Hemophilia patients suffer a hemorrhagic disorder that impairs the body's ability to stop bleeding when a blood vessel is broken.

Repetitive hemorrhages without timely treatment will result in joint deformity and even disability. Severe bleeding may even threaten the patients' life, according to experts at the ceremony.

Many people with hemophilia may be impoverished due to the illness. Among the patients, 67 percent are unemployed and nearly 30 percent are disabled due to the disease, said Guan Tao, chairman of the hemophilia patient care center of Beijing.

In China, children make up the majority of hemophilia patients, costing their families at least 40,000 yuan for treatment each year, according to Wu Runhui from Beijing Children's Hospital of Capital Medical University.

"Patients' families face great pressure," Wu said.

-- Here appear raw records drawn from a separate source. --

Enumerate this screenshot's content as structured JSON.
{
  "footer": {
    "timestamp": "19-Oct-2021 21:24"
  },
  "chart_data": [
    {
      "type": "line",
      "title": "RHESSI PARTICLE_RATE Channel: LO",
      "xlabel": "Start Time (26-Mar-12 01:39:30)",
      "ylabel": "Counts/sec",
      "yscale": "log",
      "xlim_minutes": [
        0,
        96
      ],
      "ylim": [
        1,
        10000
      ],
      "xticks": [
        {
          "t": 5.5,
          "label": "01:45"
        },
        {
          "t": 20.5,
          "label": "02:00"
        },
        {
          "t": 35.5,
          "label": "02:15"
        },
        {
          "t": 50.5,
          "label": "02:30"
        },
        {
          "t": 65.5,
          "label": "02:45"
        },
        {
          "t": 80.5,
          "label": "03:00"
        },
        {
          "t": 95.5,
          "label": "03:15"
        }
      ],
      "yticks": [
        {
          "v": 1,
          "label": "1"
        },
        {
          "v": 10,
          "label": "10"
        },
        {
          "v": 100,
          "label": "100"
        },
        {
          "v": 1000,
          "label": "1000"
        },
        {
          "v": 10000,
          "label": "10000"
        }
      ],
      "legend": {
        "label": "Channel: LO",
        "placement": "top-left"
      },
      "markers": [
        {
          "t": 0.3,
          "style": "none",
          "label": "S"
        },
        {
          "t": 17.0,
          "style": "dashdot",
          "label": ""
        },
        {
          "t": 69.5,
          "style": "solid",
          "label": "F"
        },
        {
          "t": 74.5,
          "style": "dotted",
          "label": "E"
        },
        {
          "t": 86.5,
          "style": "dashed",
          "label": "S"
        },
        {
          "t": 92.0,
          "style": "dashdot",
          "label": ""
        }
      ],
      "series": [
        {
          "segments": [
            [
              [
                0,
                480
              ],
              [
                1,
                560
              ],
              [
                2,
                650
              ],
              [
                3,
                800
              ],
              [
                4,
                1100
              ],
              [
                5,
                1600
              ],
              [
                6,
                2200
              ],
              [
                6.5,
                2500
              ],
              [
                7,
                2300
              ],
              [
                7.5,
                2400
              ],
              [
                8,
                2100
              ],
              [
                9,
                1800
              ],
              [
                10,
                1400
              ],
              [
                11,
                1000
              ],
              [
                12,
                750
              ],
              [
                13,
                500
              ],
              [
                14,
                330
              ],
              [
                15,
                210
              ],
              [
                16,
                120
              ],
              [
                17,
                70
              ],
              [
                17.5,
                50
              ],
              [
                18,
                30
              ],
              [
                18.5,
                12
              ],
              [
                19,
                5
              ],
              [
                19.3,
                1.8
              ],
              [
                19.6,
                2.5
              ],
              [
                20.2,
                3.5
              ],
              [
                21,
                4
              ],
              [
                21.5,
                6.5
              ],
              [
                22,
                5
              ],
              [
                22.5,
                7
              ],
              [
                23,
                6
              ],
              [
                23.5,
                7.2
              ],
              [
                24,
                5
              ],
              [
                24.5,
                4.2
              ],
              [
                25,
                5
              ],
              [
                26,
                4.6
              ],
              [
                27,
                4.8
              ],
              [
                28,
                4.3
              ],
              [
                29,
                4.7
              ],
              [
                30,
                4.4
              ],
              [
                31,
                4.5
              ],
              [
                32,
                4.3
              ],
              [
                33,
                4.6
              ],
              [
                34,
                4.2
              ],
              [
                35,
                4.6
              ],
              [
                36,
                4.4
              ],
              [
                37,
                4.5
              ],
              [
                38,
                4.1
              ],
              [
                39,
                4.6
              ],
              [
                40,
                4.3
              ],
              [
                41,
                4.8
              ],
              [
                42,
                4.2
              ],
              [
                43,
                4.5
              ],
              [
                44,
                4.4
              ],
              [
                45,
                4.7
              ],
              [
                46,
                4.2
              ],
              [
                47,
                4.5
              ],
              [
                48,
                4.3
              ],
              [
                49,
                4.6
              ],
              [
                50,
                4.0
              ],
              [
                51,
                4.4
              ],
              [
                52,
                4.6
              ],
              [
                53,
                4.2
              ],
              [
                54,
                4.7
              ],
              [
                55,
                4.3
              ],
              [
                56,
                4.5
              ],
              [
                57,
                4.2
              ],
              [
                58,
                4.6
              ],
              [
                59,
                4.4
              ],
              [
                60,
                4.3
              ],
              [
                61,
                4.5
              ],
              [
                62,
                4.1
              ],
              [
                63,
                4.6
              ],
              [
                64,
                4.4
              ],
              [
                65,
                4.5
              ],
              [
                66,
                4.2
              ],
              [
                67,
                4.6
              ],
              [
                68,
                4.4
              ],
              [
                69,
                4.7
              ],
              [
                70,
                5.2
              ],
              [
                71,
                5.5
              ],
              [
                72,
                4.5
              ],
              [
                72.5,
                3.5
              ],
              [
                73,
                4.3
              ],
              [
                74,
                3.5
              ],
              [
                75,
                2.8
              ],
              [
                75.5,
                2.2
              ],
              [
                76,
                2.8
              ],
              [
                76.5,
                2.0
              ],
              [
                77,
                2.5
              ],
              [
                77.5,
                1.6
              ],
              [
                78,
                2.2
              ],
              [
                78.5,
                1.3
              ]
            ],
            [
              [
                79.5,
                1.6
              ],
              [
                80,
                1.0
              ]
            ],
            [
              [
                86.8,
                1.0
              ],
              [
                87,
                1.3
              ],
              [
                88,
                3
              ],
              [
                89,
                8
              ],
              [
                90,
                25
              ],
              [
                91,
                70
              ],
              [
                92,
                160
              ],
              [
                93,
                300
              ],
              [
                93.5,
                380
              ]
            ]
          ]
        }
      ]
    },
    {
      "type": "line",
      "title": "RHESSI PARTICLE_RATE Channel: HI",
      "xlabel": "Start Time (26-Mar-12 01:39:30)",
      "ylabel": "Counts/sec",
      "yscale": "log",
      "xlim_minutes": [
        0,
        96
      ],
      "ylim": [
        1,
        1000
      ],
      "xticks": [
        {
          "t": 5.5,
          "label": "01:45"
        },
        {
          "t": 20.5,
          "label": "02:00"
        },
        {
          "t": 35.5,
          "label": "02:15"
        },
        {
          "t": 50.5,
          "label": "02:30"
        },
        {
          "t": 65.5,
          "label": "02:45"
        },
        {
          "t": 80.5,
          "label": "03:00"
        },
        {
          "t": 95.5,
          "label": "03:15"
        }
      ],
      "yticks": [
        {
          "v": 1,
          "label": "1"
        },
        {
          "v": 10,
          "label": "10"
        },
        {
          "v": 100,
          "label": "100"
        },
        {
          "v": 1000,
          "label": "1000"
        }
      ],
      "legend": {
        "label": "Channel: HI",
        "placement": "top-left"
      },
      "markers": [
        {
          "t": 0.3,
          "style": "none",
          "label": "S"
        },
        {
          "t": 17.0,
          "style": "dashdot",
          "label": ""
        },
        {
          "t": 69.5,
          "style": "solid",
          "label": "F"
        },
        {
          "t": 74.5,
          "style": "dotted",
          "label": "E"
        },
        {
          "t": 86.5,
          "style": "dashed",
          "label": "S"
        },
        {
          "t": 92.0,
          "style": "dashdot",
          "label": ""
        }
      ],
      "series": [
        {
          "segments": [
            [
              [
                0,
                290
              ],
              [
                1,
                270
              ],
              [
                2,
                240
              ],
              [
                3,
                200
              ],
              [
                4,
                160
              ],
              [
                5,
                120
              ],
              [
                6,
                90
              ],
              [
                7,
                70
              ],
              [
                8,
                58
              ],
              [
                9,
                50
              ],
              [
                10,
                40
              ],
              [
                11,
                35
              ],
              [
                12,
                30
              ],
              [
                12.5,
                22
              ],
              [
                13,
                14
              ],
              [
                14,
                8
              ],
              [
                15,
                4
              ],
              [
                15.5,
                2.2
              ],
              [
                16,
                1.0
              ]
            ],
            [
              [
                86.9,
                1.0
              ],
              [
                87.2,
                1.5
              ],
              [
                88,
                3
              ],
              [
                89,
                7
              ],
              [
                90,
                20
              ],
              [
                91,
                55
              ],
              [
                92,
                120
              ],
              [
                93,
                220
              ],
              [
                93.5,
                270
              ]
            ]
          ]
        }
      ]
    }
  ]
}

Yang Renchi, an expert from the Tianjin-based Institute of Hematology and Blood Diseases Hospital, Chinese Academy of Medical Sciences and Peking Union Medical College, stressed the need for regular and preventive treatment for such patients to reduce the frequency of bleeding and improve the quality of life.

"Patients whose clotting factor functions basically can even return to normal life and take physical exercise."

In recent years, a great development is the enhancement of payment patterns with increased ratio of healthcare insurance, alleviating financial pressure on patients, Yang said.

Being a hemophilia patient himself, Guan Tao expressed his hope to realize standardized preventive treatment for patients with support from all sectors of the society.

The foundation's vice-chairman, Hu, said the foundation would join hands with diverse social organizations in the future to explore multi-level protection plans and support treatment for rare diseases, including hemophilia.

Feng Xiaojie contributed to this story.